La culture de la banane s’est particulièrement développée au cours des dix dernières années au Burkina Faso. Cette performance a été rendue possible grâce à l’adoption d’une politique de développement de la filière fruits et légumes à travers divers programmes de développement, dont le projet Dynamisation des filières agroalimentaires du Burkina (DYFAB). En dépit des quantités produites, le Burkina Faso continue d’importer des bananes du Ghana et de la Côte d’Ivoire pour combler le déficit sur le marché local. L’importation de bananes a connu une hausse vertigineuse de plus de 300% entre 2008 et 2013 ; passant respectivement de 1 146,1 tonnes à 5084,6 tonnes. Les revendeurs s’en tirent à bon compte car la tonne de banane oscille entre 125 000 et 150 000 FCFA. Dans le même temps, les producteurs doivent investir au bas mot 3 millions de FCFA pour emblaver un hectare.
La filière fait vivre des milliers de personnes. On dénombre ainsi plus de 2000 distributeurs, 700 producteurs plus de 50 structures regroupées au sein de l’Association professionnelle des mûrisseurs de banane (APROMUB). Installés principalement dans les deux plus grandes villes du pays (Ouagadougou et Bobo-Dioulasso) leur activité consiste à acheter la banane chez les producteurs, à la faire mûrir et à la revendre aux distributeurs qui, à leur tour, la proposent aux consommateurs. Les mûrisseurs s’approvisionnent le plus souvent dans les régions de la Boucle du Mouhoun (Dédougou, Fara), des Hauts-Bassins (Orodara, Banzon), et des Cascades (Banfora). Certaines mûrisseries vendent 20 à 30 tonnes par mois.
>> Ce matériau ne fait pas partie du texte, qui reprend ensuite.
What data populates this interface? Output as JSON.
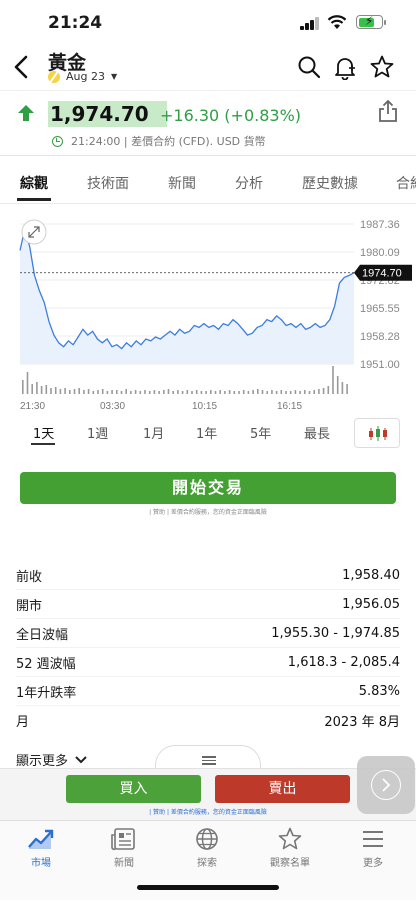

Sur le plan de la commercialisation, les opportunités sont de plusieurs ordres : accroissement de la demande urbaine avec l’urbanisation et l’accroissement démographique de la population urbaine, promotion de la banane par les agrobusinessmen,… Même si le Burkina Faso n’est pas un producteur naturel de bananes, le produit s’exporte de plus en plus. Des pays voisins tels le Mali et le Niger s’approvisionnent actuellement en banane au Burkina.